Le papa pourrait être déçu de devoir renoncer à sa première flambée mais, aujourd’hui, il plane. Depuis que le 15 de France, ce matin, a battu, contre toute attente, le 15 de la Rose, son meilleur ennemi, plus rien ne l’affecte. Il n’en veut même pas à sa femme de ne pas avoir été capable, comme il le lui suggérait récemment, d’écrire un petit billet sur les bougies japonaises. L’étoile du soir, l’étoile du matin, l’étoile filante, le bébé abandonné du matin, le bébé abandonné du soir, le nuage, le pendu et la pierre tombale n’ont pas su faire naître l’inspiration.
Depuis l’ouverture de la coupe du monde de rugby 2011, le 9 septembre dernier, la maison vit à l’heure de l’ovalie. L’intérêt suscité par cette grande messe rugbystique est renforcé par les souvenirs toujours vifs de leur séjour de deux mois en Nouvelle-Zélande. Il faut croire qu’ils ont vraiment aimé ce pays car les trois enfants rêvent d’y aller. Décalage horaire oblige, les matchs sont retransmis à partir de sept heures du matin les samedis et les dimanches.

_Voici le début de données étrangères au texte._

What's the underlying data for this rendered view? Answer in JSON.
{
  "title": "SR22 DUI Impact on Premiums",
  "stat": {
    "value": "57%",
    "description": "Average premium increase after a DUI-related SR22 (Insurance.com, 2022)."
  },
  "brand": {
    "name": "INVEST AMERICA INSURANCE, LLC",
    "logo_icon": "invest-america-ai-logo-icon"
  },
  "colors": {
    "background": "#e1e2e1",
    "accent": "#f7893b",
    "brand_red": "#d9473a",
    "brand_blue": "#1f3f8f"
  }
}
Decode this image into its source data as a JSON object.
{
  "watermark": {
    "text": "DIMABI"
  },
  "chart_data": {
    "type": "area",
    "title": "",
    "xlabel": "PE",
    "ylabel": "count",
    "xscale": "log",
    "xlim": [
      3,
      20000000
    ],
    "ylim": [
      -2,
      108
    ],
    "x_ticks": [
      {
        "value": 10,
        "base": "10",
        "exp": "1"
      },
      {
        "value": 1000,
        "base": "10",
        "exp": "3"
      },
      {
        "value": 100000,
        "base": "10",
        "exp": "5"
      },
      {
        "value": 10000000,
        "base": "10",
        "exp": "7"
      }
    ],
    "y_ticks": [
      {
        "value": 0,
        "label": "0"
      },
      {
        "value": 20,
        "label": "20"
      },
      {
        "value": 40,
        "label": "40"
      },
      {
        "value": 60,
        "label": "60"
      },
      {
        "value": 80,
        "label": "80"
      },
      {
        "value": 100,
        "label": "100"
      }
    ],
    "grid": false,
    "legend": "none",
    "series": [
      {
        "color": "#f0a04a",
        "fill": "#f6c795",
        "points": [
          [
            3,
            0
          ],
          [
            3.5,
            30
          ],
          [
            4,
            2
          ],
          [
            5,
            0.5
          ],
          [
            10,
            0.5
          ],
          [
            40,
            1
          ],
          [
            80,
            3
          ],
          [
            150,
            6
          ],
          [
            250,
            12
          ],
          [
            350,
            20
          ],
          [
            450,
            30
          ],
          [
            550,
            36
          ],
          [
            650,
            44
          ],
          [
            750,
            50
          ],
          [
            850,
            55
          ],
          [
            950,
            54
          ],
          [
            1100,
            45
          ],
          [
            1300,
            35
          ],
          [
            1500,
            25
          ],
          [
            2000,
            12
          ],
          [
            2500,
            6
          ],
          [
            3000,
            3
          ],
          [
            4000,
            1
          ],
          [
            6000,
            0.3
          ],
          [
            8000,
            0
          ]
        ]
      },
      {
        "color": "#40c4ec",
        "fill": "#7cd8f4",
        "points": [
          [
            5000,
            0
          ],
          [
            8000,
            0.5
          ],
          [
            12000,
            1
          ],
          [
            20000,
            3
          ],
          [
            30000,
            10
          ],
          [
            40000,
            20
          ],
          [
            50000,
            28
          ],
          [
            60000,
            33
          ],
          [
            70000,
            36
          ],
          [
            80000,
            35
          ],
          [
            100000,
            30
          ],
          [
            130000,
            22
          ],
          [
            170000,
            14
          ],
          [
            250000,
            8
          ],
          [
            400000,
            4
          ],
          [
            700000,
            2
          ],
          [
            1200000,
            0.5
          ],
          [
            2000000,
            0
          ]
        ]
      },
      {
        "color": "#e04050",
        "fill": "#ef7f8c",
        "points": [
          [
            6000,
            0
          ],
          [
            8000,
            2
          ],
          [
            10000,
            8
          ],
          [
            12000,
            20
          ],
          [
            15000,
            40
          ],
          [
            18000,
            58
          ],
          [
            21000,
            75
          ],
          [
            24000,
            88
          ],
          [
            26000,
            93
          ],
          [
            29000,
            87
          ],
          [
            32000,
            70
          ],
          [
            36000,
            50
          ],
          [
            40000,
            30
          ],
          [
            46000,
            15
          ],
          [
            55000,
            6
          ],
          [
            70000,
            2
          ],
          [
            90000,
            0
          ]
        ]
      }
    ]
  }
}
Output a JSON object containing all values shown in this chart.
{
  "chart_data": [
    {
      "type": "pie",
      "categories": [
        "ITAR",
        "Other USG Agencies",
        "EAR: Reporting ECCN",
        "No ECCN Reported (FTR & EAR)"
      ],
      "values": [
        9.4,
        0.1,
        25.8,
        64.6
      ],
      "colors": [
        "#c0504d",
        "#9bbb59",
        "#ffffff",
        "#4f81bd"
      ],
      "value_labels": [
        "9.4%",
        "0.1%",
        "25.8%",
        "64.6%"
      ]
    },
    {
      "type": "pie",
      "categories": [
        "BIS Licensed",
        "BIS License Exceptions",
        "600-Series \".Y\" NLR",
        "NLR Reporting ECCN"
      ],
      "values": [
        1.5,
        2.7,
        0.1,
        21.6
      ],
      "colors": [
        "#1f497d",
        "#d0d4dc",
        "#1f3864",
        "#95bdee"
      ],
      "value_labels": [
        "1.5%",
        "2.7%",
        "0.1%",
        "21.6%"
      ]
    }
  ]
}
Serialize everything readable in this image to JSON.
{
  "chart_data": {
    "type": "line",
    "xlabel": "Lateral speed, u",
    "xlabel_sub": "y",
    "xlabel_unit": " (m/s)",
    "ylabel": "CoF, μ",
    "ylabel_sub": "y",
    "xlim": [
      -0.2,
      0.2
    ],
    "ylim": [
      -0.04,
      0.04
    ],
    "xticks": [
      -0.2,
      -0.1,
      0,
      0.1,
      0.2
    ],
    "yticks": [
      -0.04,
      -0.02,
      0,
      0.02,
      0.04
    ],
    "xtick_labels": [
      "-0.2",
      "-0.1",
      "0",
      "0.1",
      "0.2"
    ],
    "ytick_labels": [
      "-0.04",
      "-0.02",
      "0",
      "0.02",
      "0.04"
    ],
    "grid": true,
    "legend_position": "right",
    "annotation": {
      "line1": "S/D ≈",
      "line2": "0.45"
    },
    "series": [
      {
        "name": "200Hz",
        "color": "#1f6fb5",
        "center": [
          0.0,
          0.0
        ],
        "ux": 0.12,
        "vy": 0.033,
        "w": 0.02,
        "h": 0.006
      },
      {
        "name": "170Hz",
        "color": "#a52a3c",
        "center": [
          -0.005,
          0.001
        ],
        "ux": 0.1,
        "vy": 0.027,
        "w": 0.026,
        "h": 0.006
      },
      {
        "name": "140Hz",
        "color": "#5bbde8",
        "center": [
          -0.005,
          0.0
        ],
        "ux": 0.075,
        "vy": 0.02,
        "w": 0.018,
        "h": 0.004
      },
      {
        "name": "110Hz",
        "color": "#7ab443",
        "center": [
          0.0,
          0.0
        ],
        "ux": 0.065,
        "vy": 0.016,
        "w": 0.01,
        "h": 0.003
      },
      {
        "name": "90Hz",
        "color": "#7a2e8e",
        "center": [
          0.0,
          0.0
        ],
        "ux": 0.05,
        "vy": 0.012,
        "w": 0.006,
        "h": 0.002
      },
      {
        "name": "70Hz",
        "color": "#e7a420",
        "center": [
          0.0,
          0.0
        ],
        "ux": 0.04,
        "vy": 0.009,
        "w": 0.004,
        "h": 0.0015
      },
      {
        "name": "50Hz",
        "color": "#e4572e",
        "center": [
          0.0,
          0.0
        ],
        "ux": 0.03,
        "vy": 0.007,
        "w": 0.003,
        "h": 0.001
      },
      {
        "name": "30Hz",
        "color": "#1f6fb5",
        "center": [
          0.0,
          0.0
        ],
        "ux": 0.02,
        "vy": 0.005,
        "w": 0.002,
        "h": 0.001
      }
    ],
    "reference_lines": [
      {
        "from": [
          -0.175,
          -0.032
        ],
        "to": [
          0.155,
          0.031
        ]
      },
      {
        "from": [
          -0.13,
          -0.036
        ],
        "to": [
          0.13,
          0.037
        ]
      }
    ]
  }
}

Le papa qui, habituellement, aime bien se lever un peu plus tard que les autres jours, s’arrache à la chaleur du lit sans aucune difficulté. Il est très vite rejoint par numéro trois et numéro deux. Les deux plus jeunes de la fratrie s’installent à ses côtés pour voir évoluer les joueurs sur les soixante-dix mètres de large et cent-quarante-quatre mètres de long du terrain.
Numéro deux est très attentive. Elle a déjà enregistrée la plupart des règles de jeu et elle peut suivre une rencontre du début à la fin. Numéro trois décroche assez vite et, surtout, il veut pouvoir imiter les joueurs. Si bien que le voici à sauter sur son père, à plaquer sa sœur ou à vouloir les entraîner tous les deux dans une mêlée. Ces comportements exaspèrent numéro deux et son papa. A la énième sommation, le petit garçon se retrouve parqué dans une autre pièce où il suit l’un ou l’autre des soixante-dix épisodes de Goldorak. Quand numéro un le rejoint, ils font des prises de judo sur le grand lit.
Numéro deux aime beaucoup regarder le rugby avec son papa mais elle ne veut pas que le 15 de France perde. Toute défaite du camp français la déçoit terriblement. Elle a du mal à saluer les qualités de jeu de l’adversaire. La maman, elle, est tout à fait incapable de suivre un match quand l’équipe tricolore est engagée. C’est trop d’émotions pour elle ! Elle préfère s’abstenir. A l’heure où elle écrit ses lignes, elle sait déjà qu’elle ne suivra pas le match pays de Galles/France. Son cœur pourrait lâcher ! Elle sait que c’est ridicule de ne pas être capable de prendre un peu de distance mais elle n’y arrive pas ! Cela aura pour le papa un immense avantage car elle pourra s’occuper, en cas de besoin, de numéros un et trois tandis qu’avec numéro deux ils suivront la rencontre.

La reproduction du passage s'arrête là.